[K:NWTS 23/2 (Sep 2008) 38-39]

Zanchi on Justification[1]

Translated by James T. Dennison, Jr.

Nor do we approve of those who ground our justification on the remission of sins alone, denying the imputation of the righteousness and obedience of Christ, which seems to us to contend with the Scriptures. Isaiah 7 [sic! 9:6]: “A child has been given to us.” Romans 5[:19]: “Just as by the disobedience of one man many have been constituted sinners, even so by the obedience of one many are constituted righteous.”

The disobedience of Adam was a transgression of the divine command, therefore the obedience of Christ not only consists in his death alone, but also in his complete antecedent observation of the law. In the same manner, (since) that disobedience of Adam is wholly imputed to us, why not accordingly also the whole obedience of Christ? Likewise, in a twofold manner, we have been made sinners by the disobedience of Adam, namely by the imputation of his transgression and by the guilt of his sin (i.e., of concupiscence) overflowing (derivationem) into us. Why therefore are we not of the same opinion with regard to Christ? The efficacy of his obedience with regard to the commandments of God the Father is in fact imparted to us, in order that we may also begin to obey the law of God.
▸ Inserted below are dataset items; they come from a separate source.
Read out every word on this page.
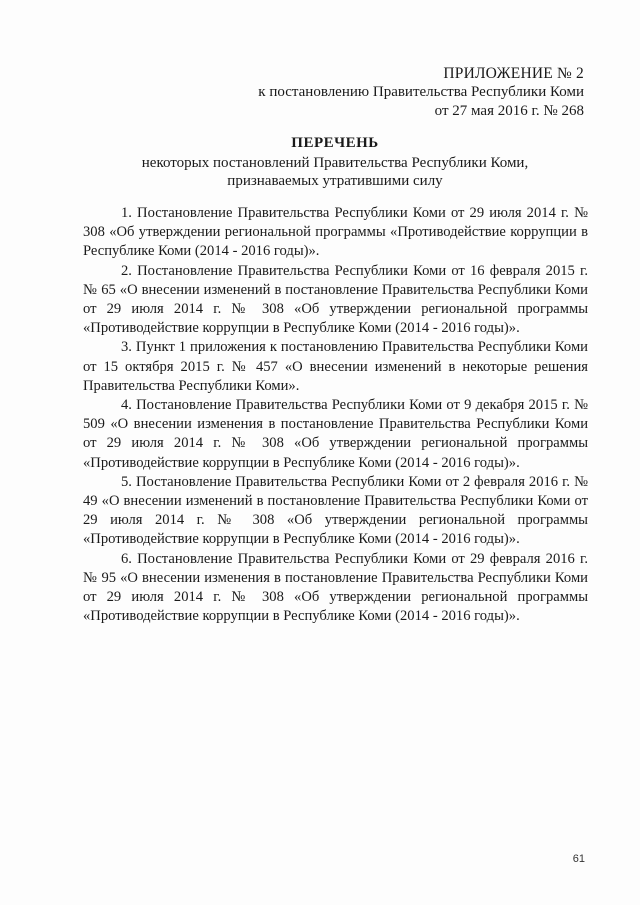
ПРИЛОЖЕНИЕ № 2
к постановлению Правительства Республики Коми
от 27 мая 2016 г. № 268
ПЕРЕЧЕНЬ
некоторых постановлений Правительства Республики Коми,
признаваемых утратившими силу

1. Постановление Правительства Республики Коми от 29 июля 2014 г. № 308 «Об утверждении региональной программы «Противодействие коррупции в Республике Коми (2014 - 2016 годы)».

2. Постановление Правительства Республики Коми от 16 февраля 2015 г. № 65 «О внесении изменений в постановление Правительства Республики Коми от 29 июля 2014 г. № 308 «Об утверждении региональной программы «Противодействие коррупции в Республике Коми (2014 - 2016 годы)».

3. Пункт 1 приложения к постановлению Правительства Республики Коми от 15 октября 2015 г. № 457 «О внесении изменений в некоторые решения Правительства Республики Коми».

4. Постановление Правительства Республики Коми от 9 декабря 2015 г. № 509 «О внесении изменения в постановление Правительства Республики Коми от 29 июля 2014 г. № 308 «Об утверждении региональной программы «Противодействие коррупции в Республике Коми (2014 - 2016 годы)».

5. Постановление Правительства Республики Коми от 2 февраля 2016 г. № 49 «О внесении изменений в постановление Правительства Республики Коми от 29 июля 2014 г. № 308 «Об утверждении региональной программы «Противодействие коррупции в Республике Коми (2014 - 2016 годы)».

6. Постановление Правительства Республики Коми от 29 февраля 2016 г. № 95 «О внесении изменения в постановление Правительства Республики Коми от 29 июля 2014 г. № 308 «Об утверждении региональной программы «Противодействие коррупции в Республике Коми (2014 - 2016 годы)».

61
What prevents (us) therefore! why may we not say that his complete obedience is imputed to us?

1 Corinthians 1[:30]: “He has been made by God to us wisdom, righteousness, sanctification and redemption.” Philippians 2[:8-9]: “He became obedient even to death, on account of which humbling of himself and obeying even to death, God has exalted him and us in him.” He has merited eternal glory both for himself and us by his obedience, even as all the scholastics and fathers teach. Therefore his obedience also to the law is imputed to us for righteousness.

Galatians 4[:4-5]: “He was made under the law, that he might redeem those who were under the law.” Therefore he kept the law for our sake and for our salvation. The testimony of the fathers, as the living teachers of this age, we omit for the sake of brevity. To sum up: we believe (this) concerning Christ—as it were, for the sake of us men and for the sake of our salvation, he descended from heaven and was incarnate, so also because of just that judicial process (caussam), he has kept the law and has performed all things pertaining to the forum of justice (egisse).
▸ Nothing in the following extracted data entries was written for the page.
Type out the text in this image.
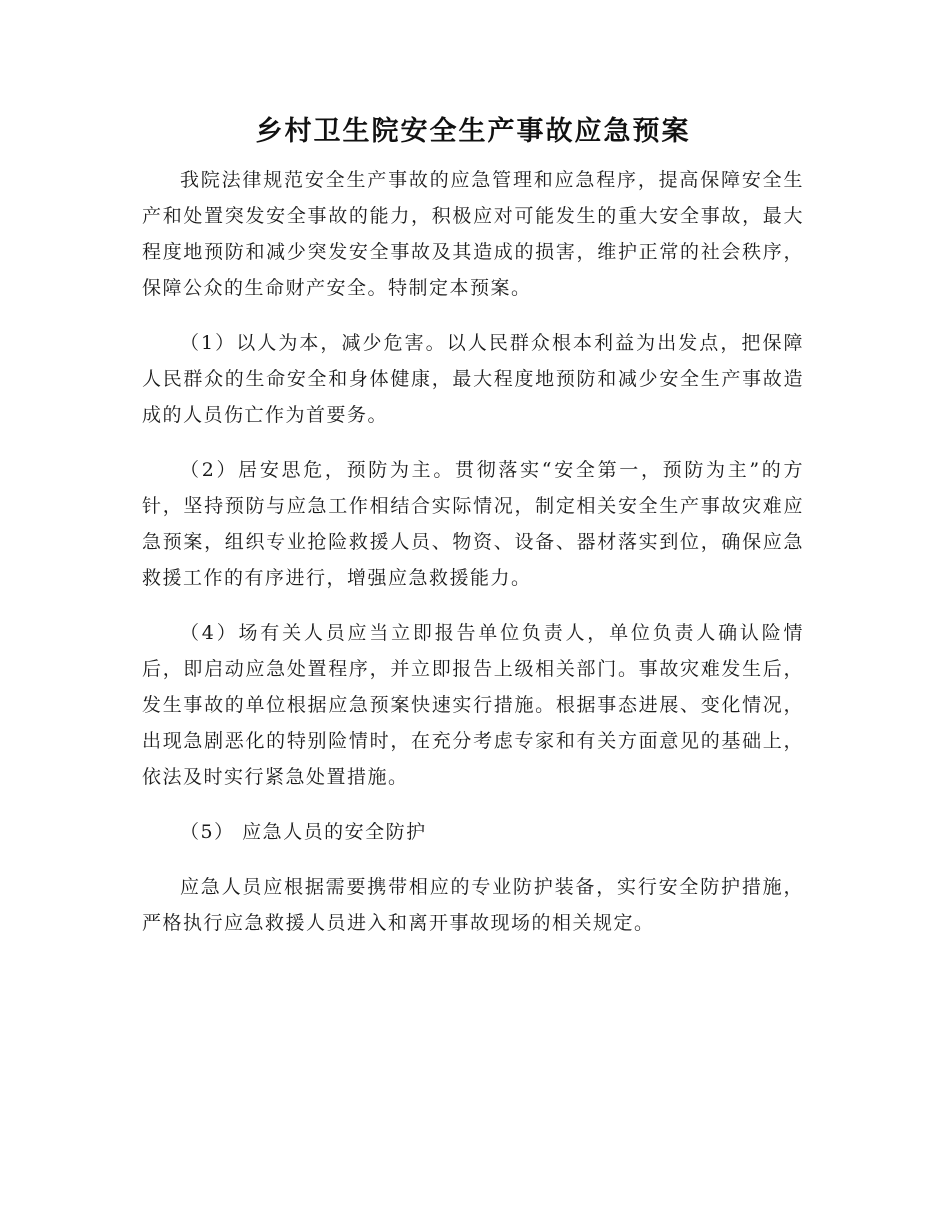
乡村卫生院安全生产事故应急预案

我院法律规范安全生产事故的应急管理和应急程序，提高保障安全生产和处置突发安全事故的能力，积极应对可能发生的重大安全事故，最大程度地预防和减少突发安全事故及其造成的损害，维护正常的社会秩序，保障公众的生命财产安全。特制定本预案。

（1）以人为本，减少危害。以人民群众根本利益为出发点，把保障人民群众的生命安全和身体健康，最大程度地预防和减少安全生产事故造成的人员伤亡作为首要务。

（2）居安思危，预防为主。贯彻落实“安全第一，预防为主”的方针，坚持预防与应急工作相结合实际情况，制定相关安全生产事故灾难应急预案，组织专业抢险救援人员、物资、设备、器材落实到位，确保应急救援工作的有序进行，增强应急救援能力。

（4）场有关人员应当立即报告单位负责人，单位负责人确认险情后，即启动应急处置程序，并立即报告上级相关部门。事故灾难发生后，发生事故的单位根据应急预案快速实行措施。根据事态进展、变化情况，出现急剧恶化的特别险情时，在充分考虑专家和有关方面意见的基础上，依法及时实行紧急处置措施。

（5） 应急人员的安全防护

应急人员应根据需要携带相应的专业防护装备，实行安全防护措施，严格执行应急救援人员进入和离开事故现场的相关规定。
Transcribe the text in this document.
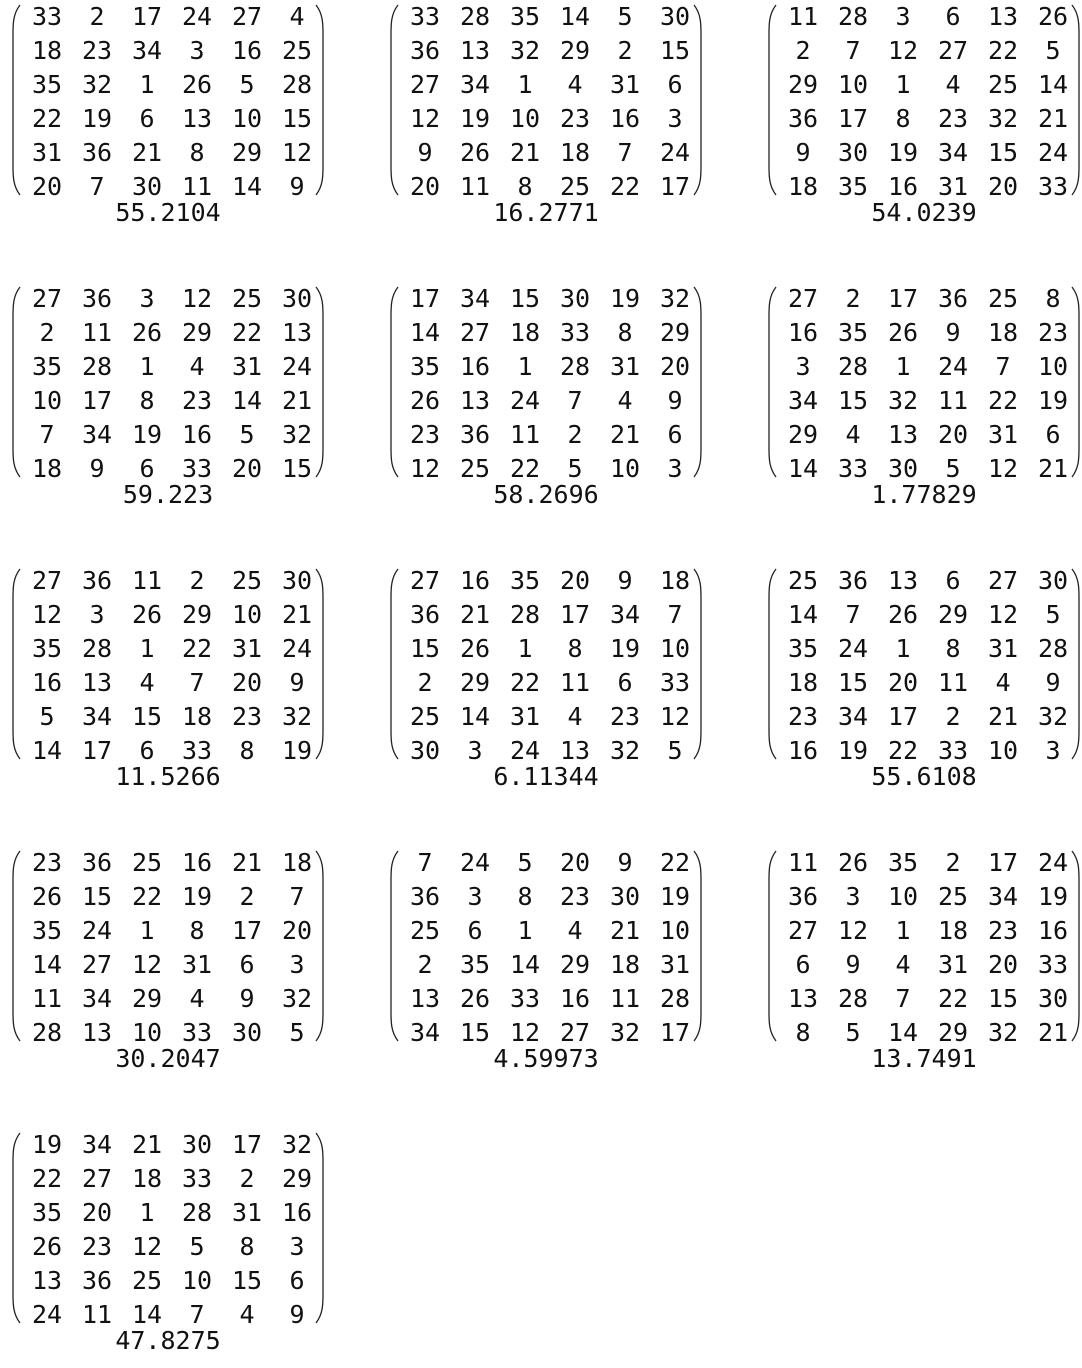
33	2	17 24 27	4
18 23 34	3	16 25
35 32	1	26	5	28
22 19	6	13 10 15
31 36 21	8	29 12
20	7	30 11 14	9
55.2104
33 28 35 14	5	30
36 13 32 29	2	15
27 34	1	4	31	6
12 19 10 23 16	3
9	26 21 18	7	24
20 11	8	25 22 17
16.2771
11 28	3	6	13 26
2	7	12 27 22	5
29 10	1	4	25 14
36 17	8	23 32 21
9	30 19 34 15 24
18 35 16 31 20 33
54.0239
27 36	3	12 25 30
2	11 26 29 22 13
35 28	1	4	31 24
10 17	8	23 14 21
7	34 19 16	5	32
18	9	6	33 20 15
59.223
17 34 15 30 19 32
14 27 18 33	8	29
35 16	1	28 31 20
26 13 24	7	4	9
23 36 11	2	21	6
12 25 22	5	10	3
58.2696
27	2	17 36 25	8
16 35 26	9	18 23
3	28	1	24	7	10
34 15 32 11 22 19
29	4	13 20 31	6
14 33 30	5	12 21
1.77829
27 36 11	2	25 30
12	3	26 29 10 21
35 28	1	22 31 24
16 13	4	7	20	9
5	34 15 18 23 32
14 17	6	33	8	19
11.5266
27 16 35 20	9	18
36 21 28 17 34	7
15 26	1	8	19 10
2	29 22 11	6	33
25 14 31	4	23 12
30	3	24 13 32	5
6.11344
25 36 13	6	27 30
14	7	26 29 12	5
35 24	1	8	31 28
18 15 20 11	4	9
23 34 17	2	21 32
16 19 22 33 10	3
55.6108
23 36 25 16 21 18
26 15 22 19	2	7
35 24	1	8	17 20
14 27 12 31	6	3
11 34 29	4	9	32
28 13 10 33 30	5
30.2047
7	24	5	20	9	22
36	3	8	23 30 19
25	6	1	4	21 10
2	35 14 29 18 31
13 26 33 16 11 28
34 15 12 27 32 17
4.59973
11 26 35	2	17 24
36	3	10 25 34 19
27 12	1	18 23 16
6	9	4	31 20 33
13 28	7	22 15 30
8	5	14 29 32 21
13.7491
19 34 21 30 17 32
22 27 18 33	2	29
35 20	1	28 31 16
26 23 12	5	8	3
13 36 25 10 15	6
24 11 14	7	4	9
47.8275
[1]  Giralamo (Jerome) Zanchi (Zanchius) (1516-1590) was, along with Peter Martyr Vermigli (1500-1562), one of the two noted Italian Reformers of the formative Protestant era. In fact. Zanchi was converted by Vermigli when the latter was prior at San Frediano in Lucca, Italy. It was from Lucca that the famille Turretini originated and emigrated, eventually to Geneva, Switzerland in the 16th century, and, in the 17th century, gave to the Reformed world arguably the greatest theologian of the Protestant scholastic era, Francis Turretin (1623-1687). Zanchi would cross the Alps in 1551 in order to escape the persecution of the Roman Catholic Inquisition and settled in Strasbourg (1553-1563). From 1563-67, he was pastor of an Italian church in Chiavenna (the Grisons, Switzerland). In 1568, he became the colleague of Zacharias Ursinus (1534-1583) at Heidelberg, Germany where he served as Professor of Divinity until 1577. He then became pastor to a congregation in Neustadt an der Haardt until his death. I have translated anew a portion of his remarks from “Eiusdem Zanchii in suam Confessionem Observationes,” Caput XIX: De Iustificatione as found in Giralamo Zanchi, De religione Christiana fides—Confession of Faith, ed. by Luca Baschera and Christian Moser (2007) 2:602-4.